Enlarge / Inside a Tesla. (credit: Steve Jurvetson / Flickr)

Tesla infotainment systems are a marvel to behold. Among other things, they display Netflix or Youtube videos, run Spotify, connect to Wi-Fi, and of course store phone numbers of contacts. But those benefits require storing heaps of personal information that an amateur researcher found can reveal owners’ most sensitive data.

The researcher, who described himself as a “Tesla tinkerer that’s curious about how things work,” recently gained access to 13 Tesla MCUs—short for media control units—that were removed from electric vehicles during repairs and refurbishments. Each one of the devices stored a trove of sensitive information despite being retired.
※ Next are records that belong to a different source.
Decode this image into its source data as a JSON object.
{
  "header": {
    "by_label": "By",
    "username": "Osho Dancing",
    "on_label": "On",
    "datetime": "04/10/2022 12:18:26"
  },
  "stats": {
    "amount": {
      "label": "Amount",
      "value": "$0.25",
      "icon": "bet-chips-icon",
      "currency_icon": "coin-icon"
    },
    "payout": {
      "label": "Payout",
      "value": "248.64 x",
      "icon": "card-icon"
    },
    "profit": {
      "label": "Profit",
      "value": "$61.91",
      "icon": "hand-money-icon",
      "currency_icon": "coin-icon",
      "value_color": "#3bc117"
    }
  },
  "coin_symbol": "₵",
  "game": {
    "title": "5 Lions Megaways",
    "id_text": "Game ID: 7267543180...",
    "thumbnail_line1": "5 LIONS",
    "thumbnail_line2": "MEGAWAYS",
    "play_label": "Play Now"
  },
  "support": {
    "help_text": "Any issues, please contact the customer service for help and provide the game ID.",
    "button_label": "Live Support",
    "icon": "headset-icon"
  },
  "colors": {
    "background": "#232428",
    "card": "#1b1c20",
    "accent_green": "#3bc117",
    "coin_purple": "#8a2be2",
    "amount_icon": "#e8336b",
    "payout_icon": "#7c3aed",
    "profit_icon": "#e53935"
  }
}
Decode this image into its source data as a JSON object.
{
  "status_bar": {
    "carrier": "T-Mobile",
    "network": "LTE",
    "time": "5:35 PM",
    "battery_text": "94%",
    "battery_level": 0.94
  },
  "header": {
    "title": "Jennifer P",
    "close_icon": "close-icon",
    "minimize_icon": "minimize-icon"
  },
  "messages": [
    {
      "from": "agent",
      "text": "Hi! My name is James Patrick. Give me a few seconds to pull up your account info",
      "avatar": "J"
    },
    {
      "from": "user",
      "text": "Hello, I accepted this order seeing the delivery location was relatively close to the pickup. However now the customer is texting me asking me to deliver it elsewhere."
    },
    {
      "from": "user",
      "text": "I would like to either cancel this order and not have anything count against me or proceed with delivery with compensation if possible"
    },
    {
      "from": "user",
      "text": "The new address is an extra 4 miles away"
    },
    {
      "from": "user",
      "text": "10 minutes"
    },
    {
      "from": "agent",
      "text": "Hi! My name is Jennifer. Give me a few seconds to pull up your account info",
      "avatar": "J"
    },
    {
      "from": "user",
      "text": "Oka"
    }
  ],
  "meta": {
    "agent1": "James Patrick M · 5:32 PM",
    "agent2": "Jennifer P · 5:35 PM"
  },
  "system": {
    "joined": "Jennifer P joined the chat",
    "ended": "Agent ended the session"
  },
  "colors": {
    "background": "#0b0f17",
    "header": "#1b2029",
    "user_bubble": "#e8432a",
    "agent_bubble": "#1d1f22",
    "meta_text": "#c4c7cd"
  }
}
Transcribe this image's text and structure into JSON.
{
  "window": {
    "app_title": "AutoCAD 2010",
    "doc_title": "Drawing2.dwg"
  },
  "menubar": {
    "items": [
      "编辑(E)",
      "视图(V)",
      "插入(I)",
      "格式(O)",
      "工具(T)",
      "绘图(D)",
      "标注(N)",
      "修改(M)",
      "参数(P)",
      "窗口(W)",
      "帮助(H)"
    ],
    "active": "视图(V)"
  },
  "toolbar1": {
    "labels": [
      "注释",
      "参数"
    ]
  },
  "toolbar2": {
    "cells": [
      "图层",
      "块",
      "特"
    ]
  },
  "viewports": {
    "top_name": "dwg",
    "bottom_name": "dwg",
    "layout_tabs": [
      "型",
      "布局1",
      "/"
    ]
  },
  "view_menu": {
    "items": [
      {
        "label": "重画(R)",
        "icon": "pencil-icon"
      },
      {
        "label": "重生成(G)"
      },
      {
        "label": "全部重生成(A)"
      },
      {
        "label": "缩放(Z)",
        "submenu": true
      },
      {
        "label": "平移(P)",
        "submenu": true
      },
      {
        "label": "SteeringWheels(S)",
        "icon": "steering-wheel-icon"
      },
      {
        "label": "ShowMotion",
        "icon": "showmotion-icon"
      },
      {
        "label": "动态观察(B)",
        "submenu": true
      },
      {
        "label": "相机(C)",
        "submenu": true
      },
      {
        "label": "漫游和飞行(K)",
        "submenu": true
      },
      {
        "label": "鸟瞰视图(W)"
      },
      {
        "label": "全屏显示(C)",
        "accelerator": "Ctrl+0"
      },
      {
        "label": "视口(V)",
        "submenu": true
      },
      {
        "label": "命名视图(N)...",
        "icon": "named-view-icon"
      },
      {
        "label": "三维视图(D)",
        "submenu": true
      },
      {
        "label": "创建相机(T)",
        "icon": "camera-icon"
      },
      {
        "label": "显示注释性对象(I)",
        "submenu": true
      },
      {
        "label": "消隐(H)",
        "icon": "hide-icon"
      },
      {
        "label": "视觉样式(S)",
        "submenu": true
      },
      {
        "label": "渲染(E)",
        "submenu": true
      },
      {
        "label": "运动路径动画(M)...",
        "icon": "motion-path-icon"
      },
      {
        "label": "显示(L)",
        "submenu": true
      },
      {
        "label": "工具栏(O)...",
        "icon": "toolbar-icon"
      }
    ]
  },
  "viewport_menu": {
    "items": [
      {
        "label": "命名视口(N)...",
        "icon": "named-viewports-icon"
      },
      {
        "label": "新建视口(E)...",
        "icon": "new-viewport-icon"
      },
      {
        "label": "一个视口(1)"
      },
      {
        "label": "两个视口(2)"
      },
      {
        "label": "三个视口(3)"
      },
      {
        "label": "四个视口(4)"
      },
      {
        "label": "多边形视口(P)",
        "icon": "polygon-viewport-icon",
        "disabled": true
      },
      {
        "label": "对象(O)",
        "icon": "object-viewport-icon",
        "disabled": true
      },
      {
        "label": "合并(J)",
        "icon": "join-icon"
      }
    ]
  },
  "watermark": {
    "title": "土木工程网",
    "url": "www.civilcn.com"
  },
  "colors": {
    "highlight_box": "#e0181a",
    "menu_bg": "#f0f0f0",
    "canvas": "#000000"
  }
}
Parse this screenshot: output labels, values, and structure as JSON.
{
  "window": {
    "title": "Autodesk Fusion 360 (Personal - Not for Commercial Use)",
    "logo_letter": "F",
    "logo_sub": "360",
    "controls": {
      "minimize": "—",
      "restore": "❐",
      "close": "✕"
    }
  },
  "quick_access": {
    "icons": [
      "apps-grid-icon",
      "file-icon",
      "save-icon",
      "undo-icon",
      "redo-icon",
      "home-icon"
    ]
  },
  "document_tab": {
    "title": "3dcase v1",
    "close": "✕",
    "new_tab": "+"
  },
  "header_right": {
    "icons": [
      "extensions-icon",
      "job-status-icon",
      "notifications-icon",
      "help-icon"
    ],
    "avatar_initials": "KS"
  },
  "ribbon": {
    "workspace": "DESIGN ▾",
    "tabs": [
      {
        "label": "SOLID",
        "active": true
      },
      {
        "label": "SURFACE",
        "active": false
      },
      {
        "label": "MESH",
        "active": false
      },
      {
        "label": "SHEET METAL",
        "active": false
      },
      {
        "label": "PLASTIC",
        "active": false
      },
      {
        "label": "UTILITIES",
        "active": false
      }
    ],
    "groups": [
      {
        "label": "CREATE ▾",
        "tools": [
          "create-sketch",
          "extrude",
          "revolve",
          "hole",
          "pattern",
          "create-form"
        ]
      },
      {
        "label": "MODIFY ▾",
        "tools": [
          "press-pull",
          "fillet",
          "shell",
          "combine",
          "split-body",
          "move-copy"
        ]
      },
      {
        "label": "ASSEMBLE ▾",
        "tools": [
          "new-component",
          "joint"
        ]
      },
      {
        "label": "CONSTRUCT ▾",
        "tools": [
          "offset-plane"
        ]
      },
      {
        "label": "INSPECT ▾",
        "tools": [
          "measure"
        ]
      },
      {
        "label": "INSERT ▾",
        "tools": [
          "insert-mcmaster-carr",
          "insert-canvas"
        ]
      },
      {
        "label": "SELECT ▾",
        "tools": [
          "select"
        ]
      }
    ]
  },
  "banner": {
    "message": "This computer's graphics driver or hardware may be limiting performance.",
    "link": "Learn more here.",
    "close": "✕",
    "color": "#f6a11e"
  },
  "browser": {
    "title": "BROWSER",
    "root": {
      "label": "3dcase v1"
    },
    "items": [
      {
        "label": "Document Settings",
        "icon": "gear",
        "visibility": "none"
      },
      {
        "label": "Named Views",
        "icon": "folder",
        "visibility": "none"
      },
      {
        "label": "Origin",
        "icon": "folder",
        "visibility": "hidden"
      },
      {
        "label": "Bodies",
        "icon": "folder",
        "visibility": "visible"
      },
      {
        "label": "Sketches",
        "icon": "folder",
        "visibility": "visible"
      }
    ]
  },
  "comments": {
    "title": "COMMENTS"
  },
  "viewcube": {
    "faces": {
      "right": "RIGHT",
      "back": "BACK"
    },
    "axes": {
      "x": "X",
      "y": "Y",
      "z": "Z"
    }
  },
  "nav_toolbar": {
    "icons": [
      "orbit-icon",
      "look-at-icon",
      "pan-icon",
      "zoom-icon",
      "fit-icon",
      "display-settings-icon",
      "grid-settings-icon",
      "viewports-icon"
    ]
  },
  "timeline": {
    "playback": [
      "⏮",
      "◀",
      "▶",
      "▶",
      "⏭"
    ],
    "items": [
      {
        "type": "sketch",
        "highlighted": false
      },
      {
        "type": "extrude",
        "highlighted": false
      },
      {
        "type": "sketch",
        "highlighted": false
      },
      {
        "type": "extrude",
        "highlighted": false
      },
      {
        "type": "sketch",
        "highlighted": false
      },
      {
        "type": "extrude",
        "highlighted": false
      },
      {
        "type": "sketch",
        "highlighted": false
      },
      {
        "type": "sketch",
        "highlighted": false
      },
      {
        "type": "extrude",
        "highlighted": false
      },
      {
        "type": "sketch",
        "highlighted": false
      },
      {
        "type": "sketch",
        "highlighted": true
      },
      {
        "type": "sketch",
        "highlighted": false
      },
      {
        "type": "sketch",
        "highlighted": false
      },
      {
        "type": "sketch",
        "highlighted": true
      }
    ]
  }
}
Examples included phonebooks from connected cell phones, call logs containing hundreds of entries, recent calendar entries, Spotify and W-Fi passwords stored in plaintext, locations for home, work, and all places navigated to, and session cookies that allowed access to Netflix and YouTube (and attached Gmail accounts).

All 13 of the devices showed that their last location was at a Tesla service center, an indication that they were removed by an authorized Tesla technician. Tesla service stations remove MCUs for several reasons. Most commonly, it’s to replace a faulty device or to upgrade to a newer, more advanced device model that improves the vehicle autopilot.